The device selection logic is controlled via the device_specifier string (often passed via the -dev flag). The following options are available:

OptionDescription
allUses all detected devices on the node.
per-rankAssigns 1 GPU per MPI rank. Calculated as node_rank % num_devices.
anyEquivalent to num-avail=1. Selects the first available device.
all-availUses all devices that are currently considered "available" (see Availability Logic).
num-avail=nUses the first n devices that are currently available.
list=n0,n1...Manually selects specific device IDs (e.g., list=0,2).
n0,n1...Shorthand for the list= option.
defaultContext-dependent behavior. If running with MPI, defaults to per-rank. If running single-process, defaults to num-avail=1.

Availability Logic

When using specifiers containing avail (e.g., all-avail, num-avail), the code checks the current memory usage of the GPUs to determine if they are free to use.

A GPU is considered available if it currently has less than 3.0 GB of memory allocated. If a device exceeds this threshold, the selection logic skips it to avoid out-of-memory errors on shared workstations.


Generally speaking, if running interactively, you should just be able to run either champs+ (no device specifier) or champs+ -dev all (running on all available GPUs). If running on HPC, then running using the default champs+ will automatically allocated GPUs to individual MPI ranks based on the run configuration set in the job scheduler.

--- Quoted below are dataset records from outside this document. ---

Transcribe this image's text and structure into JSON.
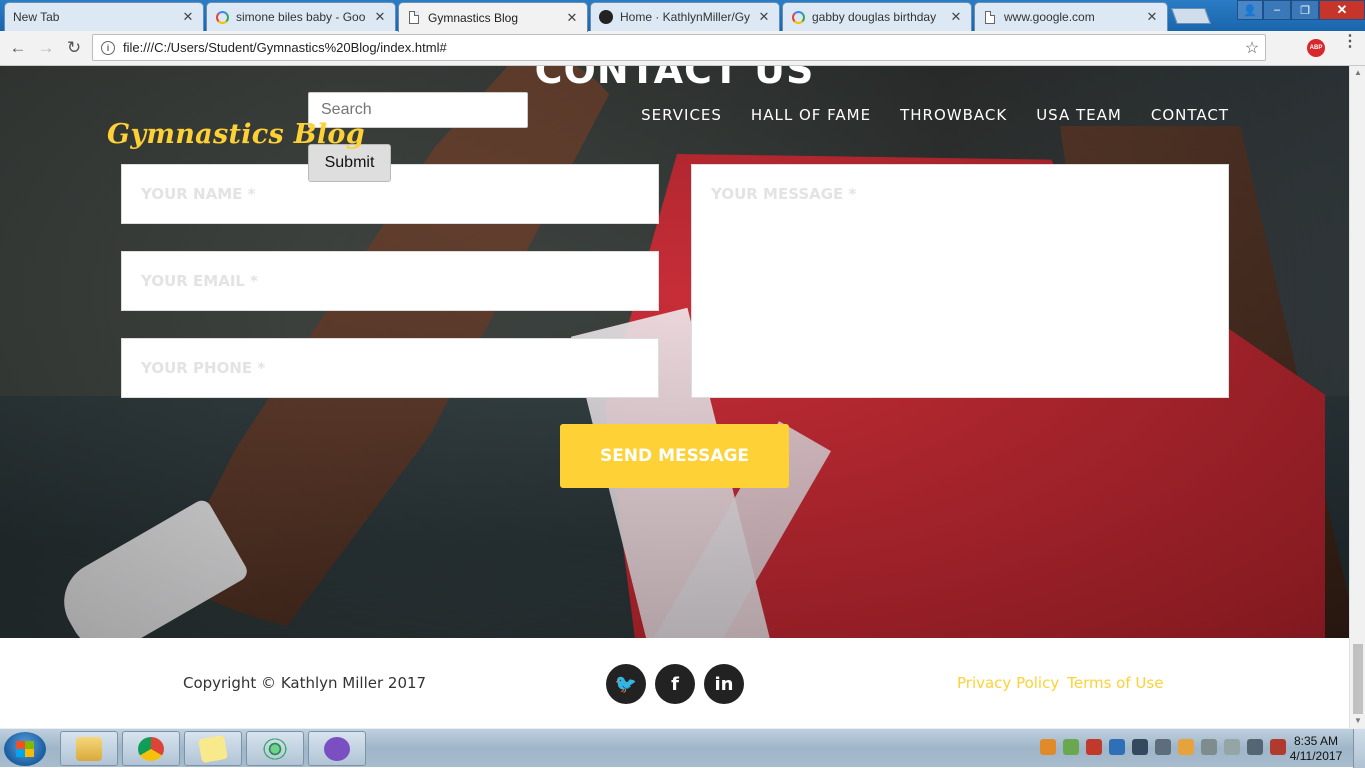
{
  "browser": {
    "tabs": [
      {
        "label": "New Tab",
        "icon": "none"
      },
      {
        "label": "simone biles baby - Goo",
        "icon": "google-icon"
      },
      {
        "label": "Gymnastics Blog",
        "icon": "document-icon",
        "active": true
      },
      {
        "label": "Home · KathlynMiller/Gy",
        "icon": "github-icon"
      },
      {
        "label": "gabby douglas birthday",
        "icon": "google-icon"
      },
      {
        "label": "www.google.com",
        "icon": "document-icon"
      }
    ],
    "close_glyph": "✕",
    "address": "file:///C:/Users/Student/Gymnastics%20Blog/index.html#",
    "nav_glyphs": {
      "back": "←",
      "forward": "→",
      "reload": "↻",
      "star": "☆",
      "menu": "⋮",
      "info": "i"
    },
    "extension_label": "ABP",
    "window_controls": {
      "minimize": "‒",
      "maximize": "❐",
      "close": "✕",
      "user": "👤"
    }
  },
  "page": {
    "section_title": "CONTACT US",
    "search": {
      "placeholder": "Search",
      "button": "Submit"
    },
    "brand": "Gymnastics Blog",
    "nav": [
      "SERVICES",
      "HALL OF FAME",
      "THROWBACK",
      "USA TEAM",
      "CONTACT"
    ],
    "form": {
      "name_placeholder": "YOUR NAME *",
      "email_placeholder": "YOUR EMAIL *",
      "phone_placeholder": "YOUR PHONE *",
      "message_placeholder": "YOUR MESSAGE *",
      "send": "SEND MESSAGE"
    },
    "footer": {
      "copyright": "Copyright © Kathlyn Miller 2017",
      "social": [
        {
          "name": "twitter-icon",
          "glyph": "🐦"
        },
        {
          "name": "facebook-icon",
          "glyph": "f"
        },
        {
          "name": "linkedin-icon",
          "glyph": "in"
        }
      ],
      "privacy": "Privacy Policy",
      "terms": "Terms of Use"
    },
    "accent_color": "#fed136"
  },
  "taskbar": {
    "apps": [
      "file-explorer-icon",
      "chrome-icon",
      "sticky-notes-icon",
      "atom-icon",
      "github-desktop-icon"
    ],
    "time": "8:35 AM",
    "date": "4/11/2017"
  }
}
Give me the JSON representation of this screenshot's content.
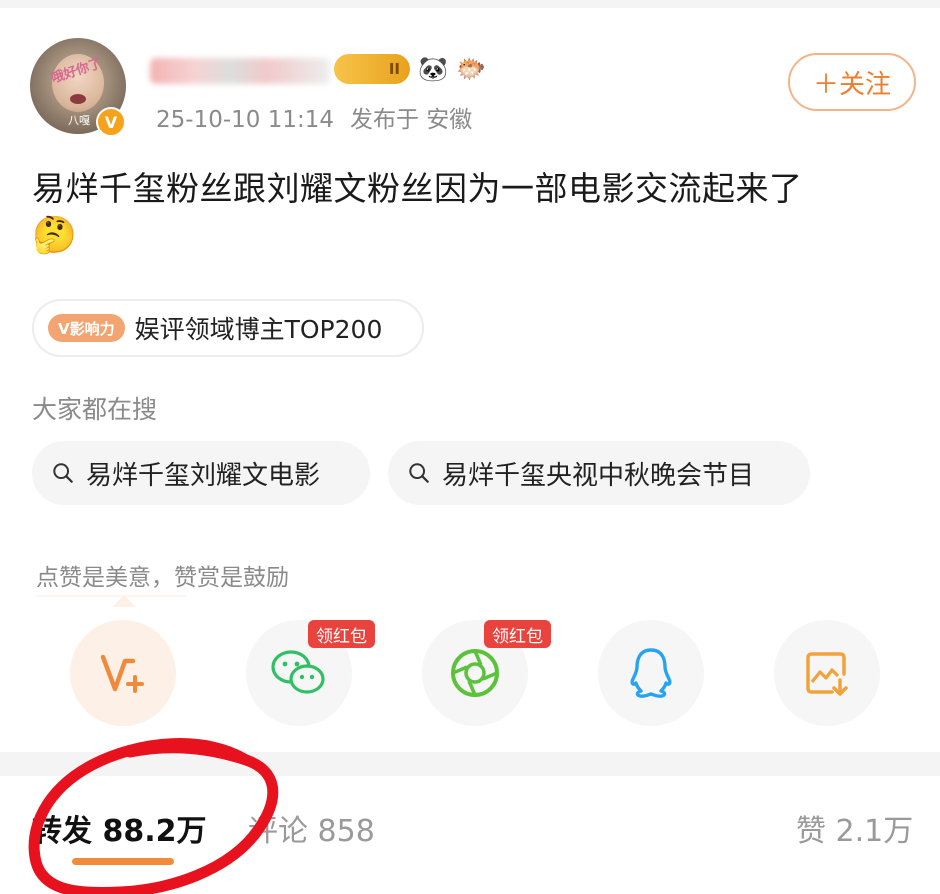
{
  "header": {
    "avatar_caption": "八嘎",
    "avatar_sticker": "哦好你了",
    "verified_mark": "V",
    "level_badge": "II",
    "timestamp": "25-10-10 11:14",
    "location": "发布于 安徽",
    "follow_label": "＋关注"
  },
  "post": {
    "text": "易烊千玺粉丝跟刘耀文粉丝因为一部电影交流起来了",
    "emoji": "🤔",
    "influence_tag": "V影响力",
    "influence_text": "娱评领域博主TOP200"
  },
  "searches": {
    "title": "大家都在搜",
    "items": [
      {
        "label": "易烊千玺刘耀文电影"
      },
      {
        "label": "易烊千玺央视中秋晚会节目"
      }
    ]
  },
  "reward": {
    "text": "点赞是美意，赞赏是鼓励"
  },
  "share": {
    "items": [
      {
        "icon": "weibo-reward-icon"
      },
      {
        "icon": "wechat-icon",
        "badge": "领红包"
      },
      {
        "icon": "moments-icon",
        "badge": "领红包"
      },
      {
        "icon": "qq-icon"
      },
      {
        "icon": "save-image-icon"
      }
    ]
  },
  "tabs": {
    "repost": "转发 88.2万",
    "comment": "评论 858",
    "like": "赞 2.1万"
  },
  "colors": {
    "accent": "#ef7d2c",
    "red": "#e8433d",
    "annotation": "#e8121f"
  }
}
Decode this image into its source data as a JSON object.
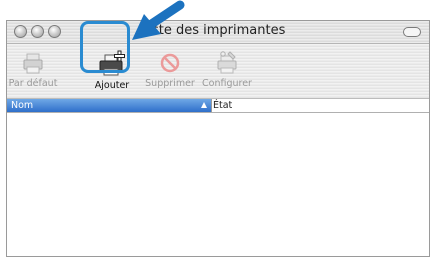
{
  "window": {
    "title": "Liste des imprimantes",
    "title_visible": "ste des imprimantes"
  },
  "toolbar": {
    "items": [
      {
        "label": "Par défaut",
        "icon": "printer-default-icon",
        "enabled": false
      },
      {
        "label": "Ajouter",
        "icon": "add-printer-icon",
        "enabled": true,
        "highlighted": true
      },
      {
        "label": "Supprimer",
        "icon": "delete-icon",
        "enabled": false
      },
      {
        "label": "Configurer",
        "icon": "configure-icon",
        "enabled": false
      }
    ]
  },
  "table": {
    "columns": [
      {
        "label": "Nom",
        "sorted": true
      },
      {
        "label": "État"
      }
    ],
    "rows": []
  },
  "colors": {
    "accent": "#2a8bd1",
    "header_selected": "#3f7fd6"
  }
}
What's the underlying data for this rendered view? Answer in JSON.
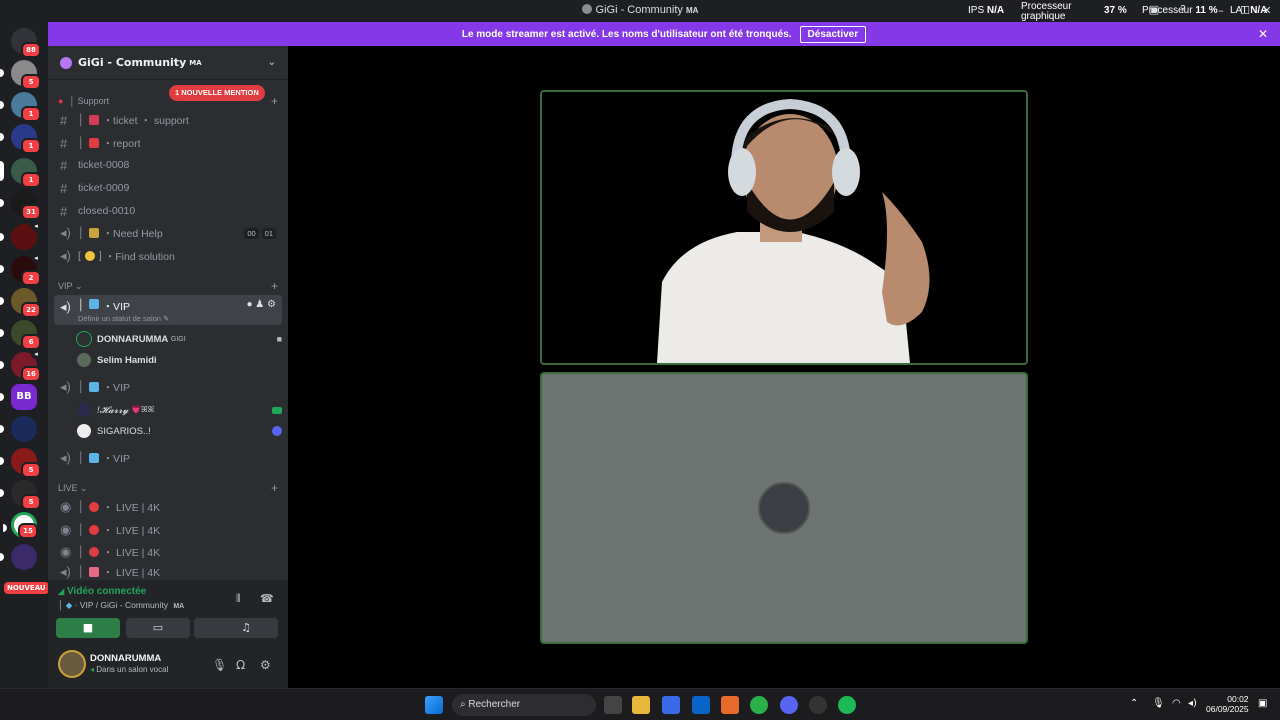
{
  "window": {
    "title": "GiGi - Community",
    "title_suffix": "MA",
    "ips_label": "IPS",
    "ips_value": "N/A",
    "gpu_label": "Processeur graphique",
    "gpu_value": "37 %",
    "cpu_label": "Processeur",
    "cpu_value": "11 %",
    "lat_label": "LAT",
    "lat_value": "N/A"
  },
  "banner": {
    "text": "Le mode streamer est activé. Les noms d'utilisateur ont été tronqués.",
    "button": "Désactiver",
    "close": "✕"
  },
  "rail": {
    "badges": [
      "88",
      "5",
      "1",
      "1",
      "1",
      "31",
      "2",
      "22",
      "6",
      "16",
      "5",
      "5",
      "15"
    ],
    "nouveau": "NOUVEAU",
    "bb_label": "BB"
  },
  "guild": {
    "name": "GiGi - Community",
    "suffix": "MA"
  },
  "categories": {
    "support": "Support",
    "vip": "VIP",
    "live": "LIVE"
  },
  "mention_badge": "1 NOUVELLE MENTION",
  "channels": {
    "ticket_support": "・ticket ・ support",
    "report": "・report",
    "ticket_0008": "ticket-0008",
    "ticket_0009": "ticket-0009",
    "closed_0010": "closed-0010",
    "need_help": "・Need Help",
    "need_help_c1": "00",
    "need_help_c2": "01",
    "find_solution": "・Find solution",
    "vip_active": "・VIP",
    "vip_status": "Définir un statut de salon",
    "vip_2": "・VIP",
    "vip_3": "・VIP",
    "live_1": "・ LIVE | 4K",
    "live_2": "・ LIVE | 4K",
    "live_3": "・ LIVE | 4K",
    "live_4": "・ LIVE | 4K"
  },
  "voice_users": {
    "u1": "DONNARUMMA",
    "u1_tag": "GIGI",
    "u2": "Selim Hamidi",
    "u3": "!𝓗𝓪𝓻𝓻𝔂",
    "u3_suffix": "💗ꕤꕤ",
    "u4": "SIGARIOS..!"
  },
  "voice_panel": {
    "status": "Vidéo connectée",
    "channel": "VIP / GiGi - Community",
    "channel_suffix": "MA"
  },
  "user_panel": {
    "name": "DONNARUMMA",
    "status": "Dans un salon vocal"
  },
  "taskbar": {
    "search_placeholder": "Rechercher",
    "time": "00:02",
    "date": "06/09/2025"
  },
  "colors": {
    "banner": "#8438e8",
    "connected": "#23a55a",
    "badge": "#f23f43",
    "tile_border": "#3a6b3d"
  }
}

Otherwise, there are two primary ways to run the solver, depending on your hardware environment (local workstation vs. HPC cluster).

1. Multithreaded Mode (Workstation)

Best for: Running interactively on a single workstation with one or more GPUs.

In this mode, you run a single MPI rank (mpi_size = 1). You can control device selection manually using the options listed above.

  • Single GPU: Use -dev default or -dev any.
  • Multi-GPU: Use -dev all to utilize all GPUs on the machine via multiple threads within a single process.

2. Distributed Mode (HPC / Cluster)

Best for: Large-scale simulations across multiple nodes or large multi-GPU nodes.

In this mode, you run multiple MPI ranks (mpi_size > 1).

  • Constraint: You cannot manually specify device lists (e.g., list=0,1) in this mode. Doing so will throw an exception.
  • Behavior: The system forces the per-rank logic.
  • Logic: Each rank identifies its local index on the node and selects the GPU corresponding to node_rank % device_count. This ensures a 1-to-1 mapping between MPI ranks and GPUs.
HPC Configuration Note

When running on High Performance Computing (HPC) systems, correct device visibility depends heavily on the job scheduler (e.g., Slurm, PBS) and MPI process binding.

The solver assumes that the compute environment provides the correct visible devices to the process. If you encounter issues where ranks are fighting over the same GPU or failing to detect devices:

  1. Check your scheduler script (e.g., #SBATCH --gpus-per-task).
  2. Verify your MPI binding flags.
  3. Consult your system administrator.

The internal per-rank logic is designed to work with standard MPI configurations, but cannot override system-level hardware masking.